9:37 - September 18, 2019
Code de l'info: 3470626
Le porte-parole du mouvement yéménite Ansarallah a remercié le Leader de la Révolution islamique d’Iran et le peuple iranien pour leur soutien au Yémen.
Mohammed Abdessalam a insisté sur les propos de l’Ayatollah Khamenei prononcés lors de l’audience accordée à la délégation yéménite à Téhéran. « Le Leader de la Révolution islamique nous a appelés à préserver l’unité et l’union des peuples yéménites et a dit qu’il ne pouvait plus tolérer les crimes contre la nation yéménite », a-t-il déclaré.
 
Il a déclaré lors d’une interview accordée à la chaîne Al-Mayadeen que la coalition d’agression devrait attendre des attaques plus cinglantes si elle ne met pas fin à ses agressions.
 
« Ce que font les forces armées du Yémen est une mesure défensive pour faire face à l’ennemi. Nous disposons de nouvelles armes pour attaquer nos cibles », a-t-il souligné.
 
Concernant la proposition des États-Unis sur des pourparlers avec le groupe de résistance yéménite, le responsable d’Ansarallah a dit dans un entretien avec Al-Jazeraa : « Nous ne voulons pas la négociation pour la négociation. »
 
Plus tôt aujourd’hui, le mouvement yéménite a critiqué le soutien apporté par la communauté international à la coalition d’agresseurs dirigée par l’Arabie saoudite à la suite des attaques de drones yéménites sur les installations pétrolières d’ARAMCO, dans l’est de l’Arabie saoudite, soulignant que ceux qui sont responsables de la saignée dans ce pays dévasté par la guerre doivent assumer les conséquences de leurs actions.
 
« La paix dans la région ne peut être rétablie que par le dialogue, la compréhension et le désarmement. Les Yéménites espèrent que la sécurité et la paix régneront dans la péninsule arabique. Ils ne se rendront jamais face à l’oppression et à la domination des autres », a écrit Mohammed Abdessalam dans un communiqué publié ce mardi et cité par la chaîne de télévision arabophone Al-Masirah.
 
Il a ajouté : « Ceux qui ont condamné l’opération du 14 septembre se sont en fait eux-mêmes dénoncés, car ils ont exposé leur parti pris flagrant en faveur de l’agresseur.
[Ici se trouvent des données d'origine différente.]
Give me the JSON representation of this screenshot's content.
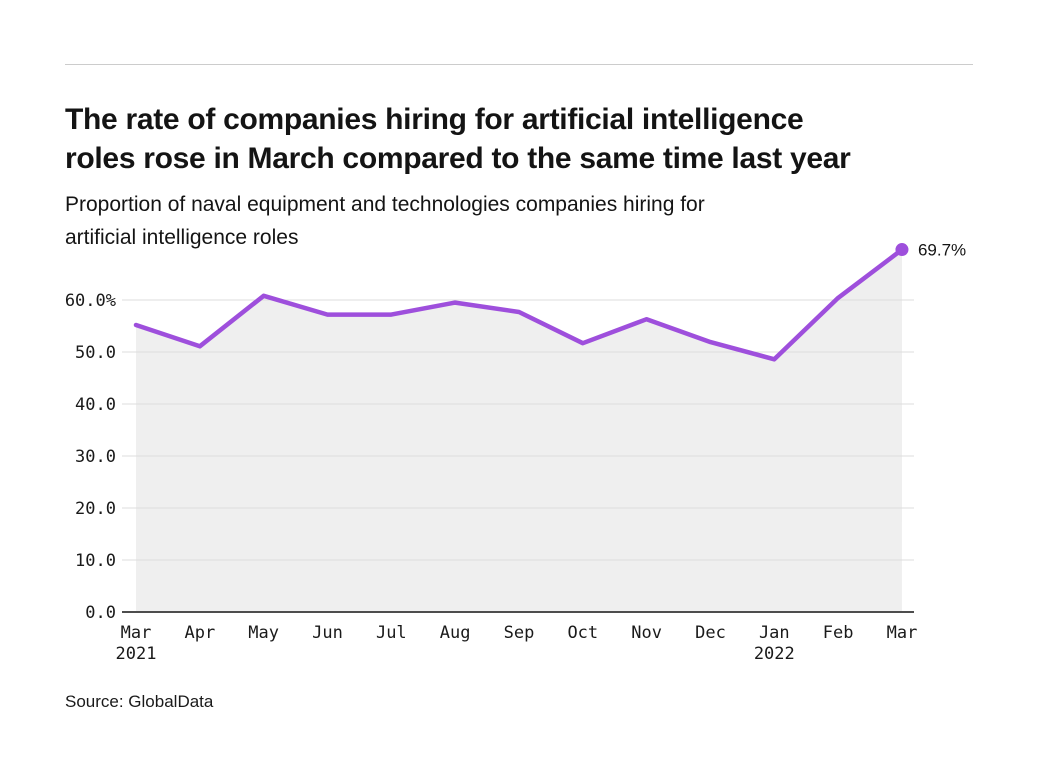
{
  "page": {
    "title": "The rate of companies hiring for artificial intelligence\nroles rose in March compared to the same time last year",
    "subtitle": "Proportion of naval equipment and technologies companies hiring for\nartificial intelligence roles",
    "source": "Source: GlobalData"
  },
  "colors": {
    "line": "#9e4fdc",
    "area_fill": "#efefef",
    "grid": "#dddddd",
    "axis": "#4d4d4d",
    "text": "#1a1a1a"
  },
  "chart_data": {
    "type": "line",
    "title": "The rate of companies hiring for artificial intelligence roles rose in March compared to the same time last year",
    "subtitle": "Proportion of naval equipment and technologies companies hiring for artificial intelligence roles",
    "categories": [
      "Mar 2021",
      "Apr",
      "May",
      "Jun",
      "Jul",
      "Aug",
      "Sep",
      "Oct",
      "Nov",
      "Dec",
      "Jan 2022",
      "Feb",
      "Mar"
    ],
    "month_labels": [
      "Mar",
      "Apr",
      "May",
      "Jun",
      "Jul",
      "Aug",
      "Sep",
      "Oct",
      "Nov",
      "Dec",
      "Jan",
      "Feb",
      "Mar"
    ],
    "year_labels": [
      {
        "index": 0,
        "label": "2021"
      },
      {
        "index": 10,
        "label": "2022"
      }
    ],
    "series": [
      {
        "name": "Proportion of companies hiring for AI roles",
        "values": [
          55.2,
          51.1,
          60.8,
          57.2,
          57.2,
          59.5,
          57.7,
          51.7,
          56.3,
          51.9,
          48.6,
          60.4,
          69.7
        ]
      }
    ],
    "unit": "%",
    "xlabel": "",
    "ylabel": "",
    "ylim": [
      0,
      70
    ],
    "yticks": [
      0,
      10,
      20,
      30,
      40,
      50,
      60
    ],
    "ytick_labels": [
      "0.0",
      "10.0",
      "20.0",
      "30.0",
      "40.0",
      "50.0",
      "60.0%"
    ],
    "grid": "horizontal",
    "legend": "none",
    "area_filled": true,
    "last_point_annotation": "69.7%"
  }
}
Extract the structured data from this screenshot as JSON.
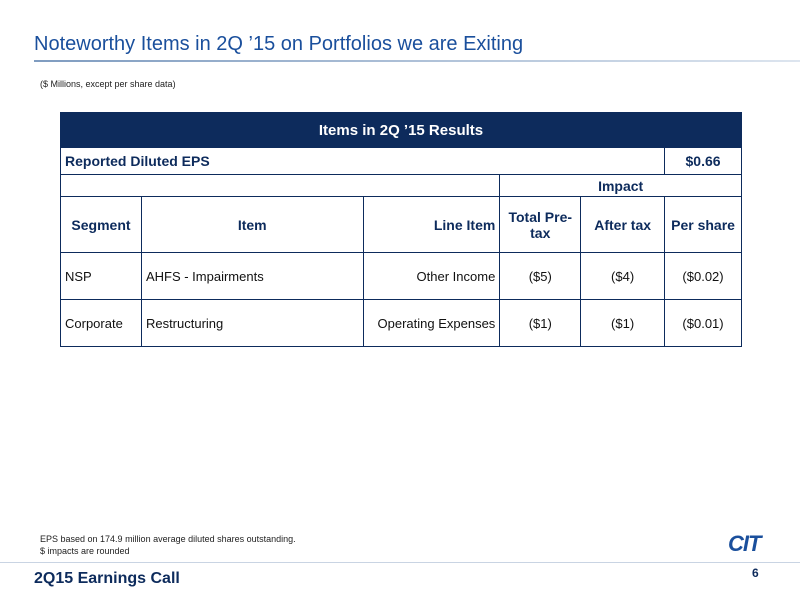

En fait, leur condamnation encourage le régime criminel à poursuivre ses actes criminels contre notre peuple. »
 
Le haut responsable d’Ansarallah a déclaré que « le pétrole saoudien n’est pas plus précieux que le sang yéménite », soulignant que ceux qui n’ont aucun respect pour la vie du peuple yéménite doivent accepter toutes les conséquences de leurs actes.
 
Il a souligné que ceux qui souhaitent la stabilité des marchés internationaux du pétrole brut doivent obliger la coalition militaire dirigée par l’Arabie saoudite à mettre un terme à son agression et au blocus du Yémen.
 
« Les Yéménites n’épargneront aucun effort pour faire face sans relâche à l’agression et au blocus par tous les moyens légitimes. Les prochaines opérations défensives seront plus rudes et plus douloureuses si l’agression et le blocus se poursuivent », a déclaré Abdessalam.
 
Il a souligné que les membres de la coalition de guerre, en particulier l’Arabie saoudite, doivent comprendre que leur pari, qui repose sur la protection des États-Unis, est voué à l’échec, ajoutant que les Yéménites ne resteront pas silencieux face à l’injustice.
 
Les forces de l’armée yéménite et les combattants alliés des Comités populaires ont frappé le 14 septembre les installations pétrolières d'Abqaiq et de Khurais gérées par la compagnie pétrolière saoudienne ARAMCO.
 
L’attaque sans précédent a paralysé plus de la moitié de la production de brut saoudien, soit 5 % de l’offre mondiale, ce qui a incité des responsables saoudiens et américains à déclarer sans aucune preuve qu’elle provenait probablement d’Irak ou d’Iran.
 
L’Arabie saoudite et plusieurs de ses alliés régionaux ont lancé une campagne dévastatrice contre le Yémen en mars 2015, dans le but de ramener au pouvoir le gouvernement de l’ancien président Abd Rabbo Mansour Hadi et de réprimer le mouvement Ansarallah.
 
La guerre a coûté la vie à plus de 91 000 personnes au cours des quatre dernières années et demie.
 
La guerre a également eu de lourdes conséquences sur les infrastructures du pays, détruisant des hôpitaux, des écoles et des usines. L’ONU a déclaré que plus de 24 millions de Yéménites avaient cruellement besoin d’aide humanitaire, dont 10 millions souffrant de la famine extrême.